Schweser Practice Exams V1 Exam 1 Morning - Question 15 - Uncovered interest rate parity

Hi,

The question is as follows:

According to the uncovered interest rate parity, in 12 months, the JPY/USD exchange rate would most likely be:

Did someone found it weird that the solution seems to use the covered interest rate parity instead of the uncovered formula? I still didn’t get exactly the difference between these two…

Yes, I noticed the same thing.

One is bound by arbitrage and the other is not.

Such a coincidence. I just did this item set 5 min ago. Some questions within this item set use that weird formula. Are they wrong?

There is no formula for _ covered interest rate parity_, nor a formula for _ uncovered interest rate parity_.

There is a formula for _ interest rate parity _. No adjective.

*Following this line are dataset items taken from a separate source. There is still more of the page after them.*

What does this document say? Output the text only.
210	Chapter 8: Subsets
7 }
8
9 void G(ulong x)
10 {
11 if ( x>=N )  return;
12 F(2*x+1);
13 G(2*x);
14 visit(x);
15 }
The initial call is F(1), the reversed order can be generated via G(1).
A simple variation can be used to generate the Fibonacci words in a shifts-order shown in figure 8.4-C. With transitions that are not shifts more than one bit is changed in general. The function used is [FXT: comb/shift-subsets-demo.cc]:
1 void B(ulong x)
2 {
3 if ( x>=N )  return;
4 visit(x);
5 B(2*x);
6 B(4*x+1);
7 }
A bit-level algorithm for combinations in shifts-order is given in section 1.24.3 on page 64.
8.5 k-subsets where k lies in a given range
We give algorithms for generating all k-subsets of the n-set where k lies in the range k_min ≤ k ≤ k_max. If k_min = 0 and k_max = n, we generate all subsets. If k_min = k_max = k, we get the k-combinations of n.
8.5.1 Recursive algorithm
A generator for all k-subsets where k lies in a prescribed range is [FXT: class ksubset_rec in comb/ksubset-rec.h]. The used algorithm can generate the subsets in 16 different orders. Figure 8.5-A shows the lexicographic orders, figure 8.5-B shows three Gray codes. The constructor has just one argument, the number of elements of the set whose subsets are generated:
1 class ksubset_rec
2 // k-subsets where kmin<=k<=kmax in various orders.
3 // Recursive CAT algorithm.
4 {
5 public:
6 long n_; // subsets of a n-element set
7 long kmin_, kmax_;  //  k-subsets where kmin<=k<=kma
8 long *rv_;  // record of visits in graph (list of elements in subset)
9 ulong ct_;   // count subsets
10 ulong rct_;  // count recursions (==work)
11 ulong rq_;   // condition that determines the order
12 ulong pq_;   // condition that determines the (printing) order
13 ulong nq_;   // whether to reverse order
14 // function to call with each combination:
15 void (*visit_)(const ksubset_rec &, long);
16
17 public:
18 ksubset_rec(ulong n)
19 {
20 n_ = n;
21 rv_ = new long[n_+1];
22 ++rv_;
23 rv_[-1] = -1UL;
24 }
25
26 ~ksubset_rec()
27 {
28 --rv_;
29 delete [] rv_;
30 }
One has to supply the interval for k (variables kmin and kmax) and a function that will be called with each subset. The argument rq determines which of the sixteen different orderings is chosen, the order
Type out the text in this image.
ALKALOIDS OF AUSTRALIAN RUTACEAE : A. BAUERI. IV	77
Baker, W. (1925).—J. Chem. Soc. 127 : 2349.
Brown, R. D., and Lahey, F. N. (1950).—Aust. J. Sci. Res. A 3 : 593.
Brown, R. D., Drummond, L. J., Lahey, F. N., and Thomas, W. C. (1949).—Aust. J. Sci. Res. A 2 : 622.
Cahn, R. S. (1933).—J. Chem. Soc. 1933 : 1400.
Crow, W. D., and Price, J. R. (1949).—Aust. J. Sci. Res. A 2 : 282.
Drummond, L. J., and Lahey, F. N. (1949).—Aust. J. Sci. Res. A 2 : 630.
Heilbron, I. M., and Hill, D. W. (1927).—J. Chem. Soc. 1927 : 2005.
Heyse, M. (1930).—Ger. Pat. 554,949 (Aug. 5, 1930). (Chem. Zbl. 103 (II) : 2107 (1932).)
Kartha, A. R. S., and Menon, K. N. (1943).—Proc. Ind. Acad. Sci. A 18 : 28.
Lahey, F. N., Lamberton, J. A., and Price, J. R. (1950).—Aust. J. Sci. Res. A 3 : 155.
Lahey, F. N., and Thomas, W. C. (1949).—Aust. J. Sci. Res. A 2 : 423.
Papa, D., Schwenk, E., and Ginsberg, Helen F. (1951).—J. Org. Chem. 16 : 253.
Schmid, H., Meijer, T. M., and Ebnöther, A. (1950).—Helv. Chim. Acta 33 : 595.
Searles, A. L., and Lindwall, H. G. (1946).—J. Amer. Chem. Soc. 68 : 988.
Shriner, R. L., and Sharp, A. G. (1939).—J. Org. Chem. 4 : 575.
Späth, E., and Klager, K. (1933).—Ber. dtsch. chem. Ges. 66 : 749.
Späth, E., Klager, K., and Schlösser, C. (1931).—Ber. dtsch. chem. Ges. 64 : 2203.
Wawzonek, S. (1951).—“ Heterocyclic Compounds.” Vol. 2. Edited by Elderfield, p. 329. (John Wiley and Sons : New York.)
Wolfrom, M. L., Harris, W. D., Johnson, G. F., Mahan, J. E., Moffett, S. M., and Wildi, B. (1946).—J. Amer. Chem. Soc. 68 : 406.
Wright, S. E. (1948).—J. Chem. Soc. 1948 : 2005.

The only difference between covered interest rate parity and uncovered interest rate parity is that the former has a security (a forward or futures contract) that ensures that that formula will hold, while the latter does not. But the formula doesn’t depend on having that security or not; the formula’s the formula.

It’s confusing, because Schweser material seems to differentiate between these two…

According to pg 264 (2017 edition), it shows for each one a formula:

Covered interest arbitrage: F = ((1 + Ra * (days/360)) / (1 + Rb * (days/360))) * So

Uncovered interest rate parity: E(%dS) = Ra - Rb

The application of both in the question above gives us slightly different results - not enough to deviate from the other two alternatives, but still, it is not the same number…

The reason they’re different is that the latter is an approximation.

Interest rate parity is interest rate parity; whether you have a forward agreement in place doesn’t change that.

It really doesn’t make sense this exercise, I mean, also the way they explain the solution…

The same for question 15: covered interest parity, from the theory (even Schweser notes): E(%DeltaS) A/B = Ra -Rb

I would solve it by looking at the difference in interest rates and then this is the chance in the spot rate. They solve it like: Spot x (1+Ra)/(1+Rb)

And what makes me laugh is that in the solution they make a reference on the page of the book where they solved the exercise with the first formula, not the one they used (and leads to different results!)

typical schweser style…

(1+ra) / (1+rb) - 1 = (ra - rb) / (1+rb)

so you could with very small difference say E(%DeltaS) A/B = Ra -Rb -> forgetting the (1+rb) on the denominator.